At the risk of shouting “Lauryn Hill” in a crowded theater: Is Missy Elliott okay? We ask because it’s hard to tell. Hip-hop radio sets its watch by her, but she doesn’t volunteer too much data about where she’s at. In a lot of ways, she seems fine –her fifth album, This Is Not a Test, is playfully sleazy, creatively reckless, and ridiculously, abstrusely, hyper-generously funky. While it lacks an instantaneous single that will rearrange the furniture in your brain like “Work It” or redraw the whole map like “Get Ur Freak On,” it’s both consistently catchy and consistently weird in all the right ways. It’s informed by dancehall and house, but beholden to no genre except the one that Elliott and producing partner Timbaland own and operate. Radio programmers will slice it up and pass it around like birthday cake.

Still, we wonder what’s up, because while Test is almost entirely about partying, it doesn’t always feel like a party. The best Elliott/Timbaland tracks employ sonic rigor to squeeze out the funk, but this one’s crunk so tight it will make your teeth grind. Even in the record’s goofiest patches, there’s a grim set to Elliott’s jaw, and when she opens up, she seemsreally vulnerable. Every coconut-crazy beat — and there are plenty of ’em, because Timbaland’s on fire here — frames a moment as discrete and bold as a comic-book panel, but Elliott can’t lose herself in any of them. As she works it, she seems to be wondering if it’s worth it.

The record opens on a down note: somber piano, tentative mid-tempo beat, Mary J. Blige wringing the blues out of stray lines from the Sugar Hill Gang’s “Rapper’s Delight,” shout-outs to Tupac, Biggie, Big Pun, and “anyone who lost their life on 9/11.” Then lead single “Pass That Dutch” drops us right in the pressure cooker. Timbaland weaves a rhythm track out of hand claps, chain-gang moans, and horny funk-singer yelps, a trick he’ll return to repeatedly before the record’s over. The bass blares like a foghorn, and Elliott pleads, “My voice is lose / Can I get a ride on a white horse?”

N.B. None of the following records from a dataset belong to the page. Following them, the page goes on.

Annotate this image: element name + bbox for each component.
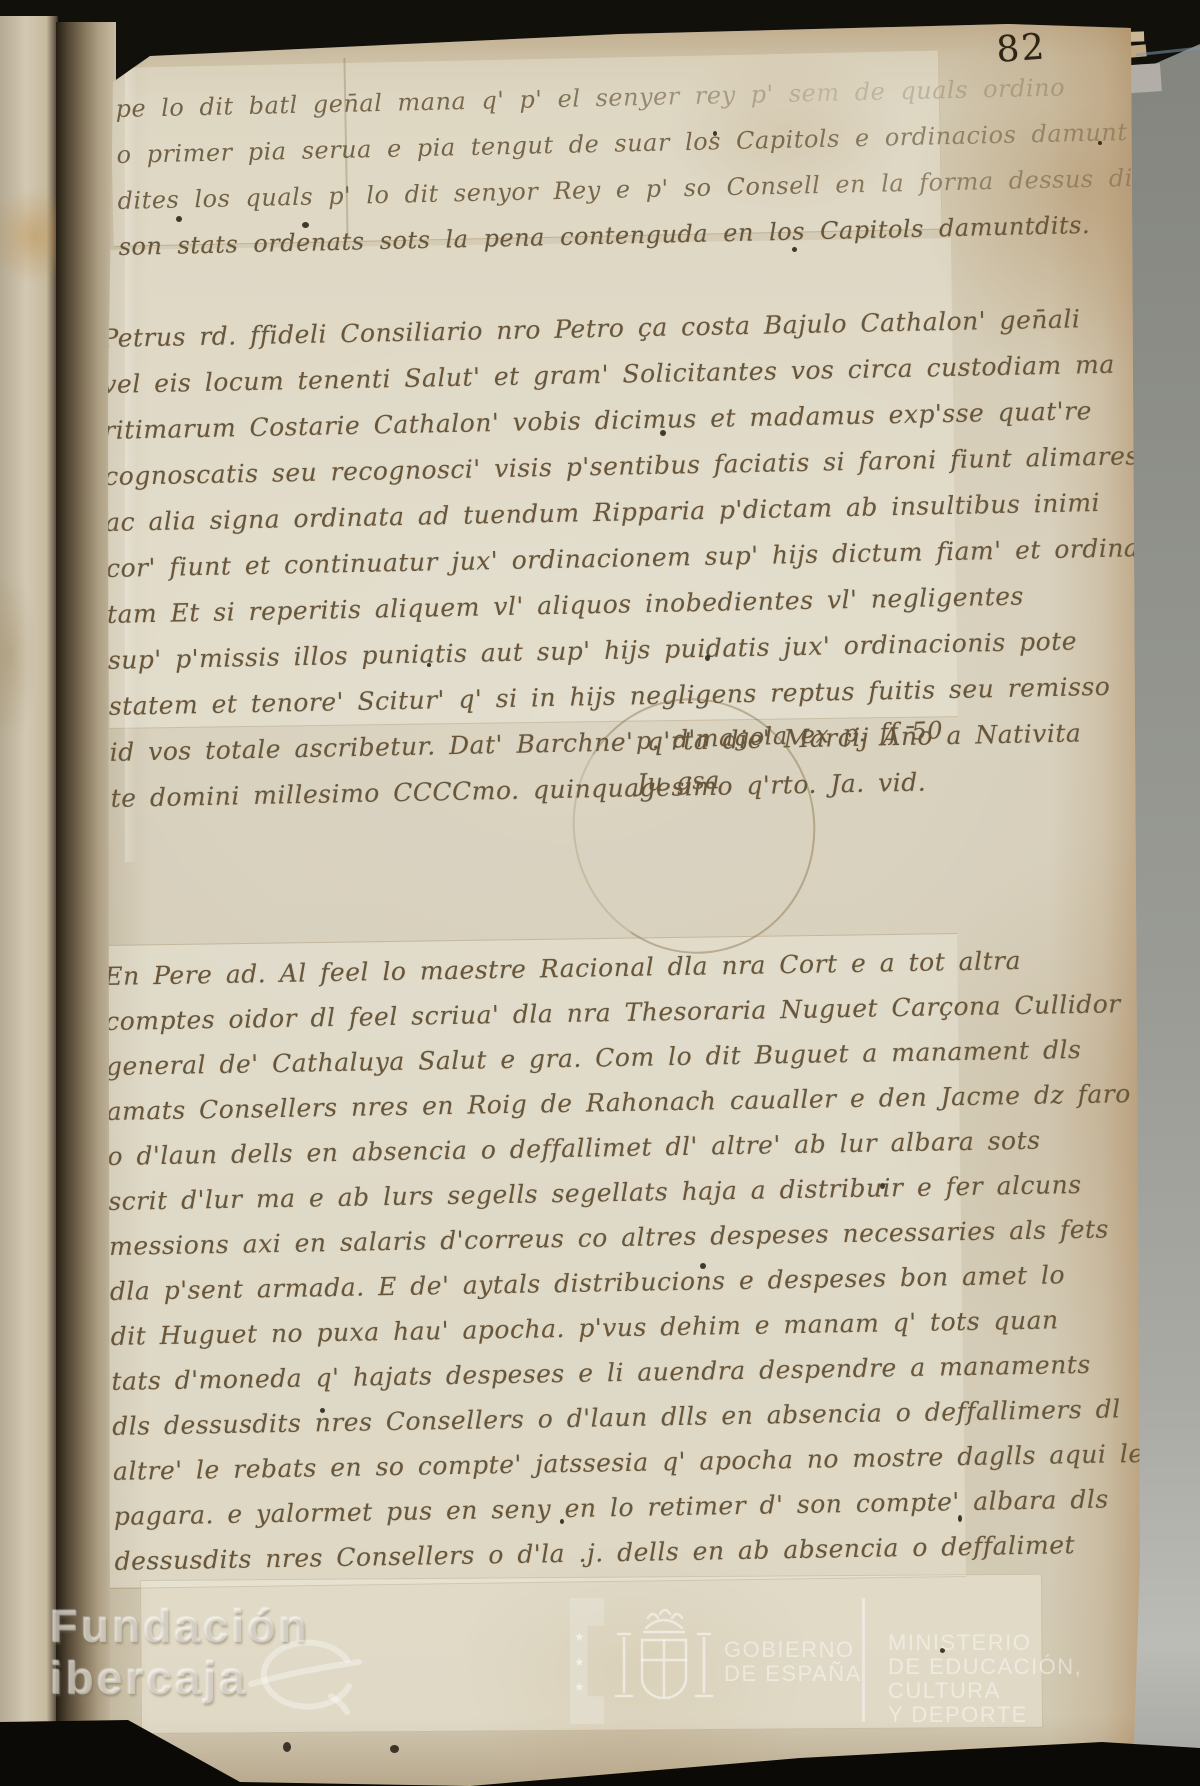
watermark-text: GOBIERNO (724, 1638, 862, 1662)
previous-page-edge (0, 16, 58, 1776)
ministerio-watermark: MINISTERIO DE EDUCACIÓN, CULTURA Y DEPOR… (888, 1631, 1200, 1727)
ink-speck (320, 1408, 325, 1413)
ink-speck (560, 1519, 564, 1524)
chancery-signature: p. d'magola ex p. ff 50 Ju gsa (635, 709, 945, 804)
ink-speck (427, 663, 431, 667)
ink-speck (176, 216, 182, 222)
star-icon: ★ (574, 1630, 585, 1644)
ink-speck (302, 222, 309, 228)
ink-speck (700, 1263, 706, 1269)
ink-speck (958, 1515, 962, 1522)
ink-speck (1098, 141, 1102, 145)
manuscript-scan: 82 pe lo dit batl gen̄al mana q' p' el s… (0, 0, 1200, 1786)
ink-speck (283, 1742, 291, 1752)
ink-speck (390, 1745, 399, 1753)
watermark-text: Y DEPORTE (888, 1703, 1200, 1727)
watermark-text: DE EDUCACIÓN, CULTURA (888, 1655, 1200, 1703)
star-icon: ★ (574, 1655, 585, 1669)
ink-speck (660, 430, 666, 436)
watermark-divider-line (862, 1598, 865, 1722)
ibercaja-logo-icon (235, 1630, 365, 1720)
star-icon: ★ (574, 1680, 585, 1694)
manuscript-page: 82 pe lo dit batl gen̄al mana q' p' el s… (95, 20, 1145, 1786)
binding-gutter-shadow (56, 22, 116, 1774)
spain-coat-of-arms-icon (612, 1606, 716, 1722)
ink-speck (705, 655, 710, 661)
gobierno-de-espana-watermark: GOBIERNO DE ESPAÑA (724, 1638, 862, 1686)
ink-speck (713, 131, 717, 136)
ink-speck (880, 1183, 885, 1189)
watermark-text: MINISTERIO (888, 1631, 1200, 1655)
paragraph-catalan-letter: En Pere ad. Al feel lo maestre Racional … (104, 936, 1159, 1584)
ink-speck (792, 247, 797, 252)
watermark-text: DE ESPAÑA (724, 1662, 862, 1686)
paragraph-catalan-order: pe lo dit batl gen̄al mana q' p' el seny… (115, 62, 1159, 270)
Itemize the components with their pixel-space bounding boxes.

Guests drop in, but Elliott speak-sings and sing-raps circles around most of them, holding her own against Elephant Man’s rich yowl and Jay-Z’s Richie Rich smirk.

“Is This Our Last Time,” a duet with rapper Fabolous, boasts a bassline so lumpy, you’ll swear she and coproducers Souldiggaz broke the Gap band out of deep freeze. But the song’s undeniable bump is a false cue: Elliott is singing about a relationship in which “the sex don’t feel the same” and neither participant knows where the mojo went. Hip-hop and R&B have produced scads of songs about rocky relationships, but the sense of simple disappointment here feels entirely new. “Toyz” is even bittersweeter — on the surface, it’s an ode to vibrators, but there’s a sad pragmatism to Elliott’s endorsement of battery-operated fulfillment. “I keep my Butterfly close when you don’t wanna be bothered,” she sings, before sighing:”I used to wish that you would love me … (Now) I don’t need no help in pleasin’ me.”

We’ve heard this from Elliott before, of course — on her breakout single, 1997’s “The Rain (Supa Dupa Fly),” precipitation beads on her windshield like tears on a pillow while she raps about breaking up with a lover who’s about to dump her. But she released that songwhen she was 26, fresh out of an R&B girl group that went nowhere. Now she’s at the peak of her powers, and there’s no question about who’s get the keys to the Jeep — she does. ButTest‘s most emotional moments stem from desires unsatisfied, from the knowledge that you can’t always get what you want. In the parts of the record that won’t get played at parties, you can hear Elliott searching for a way to talk about these things. She’s a musical innovator struggling to break personal ground, a woman of many voices digging deep to find one she’s never used before.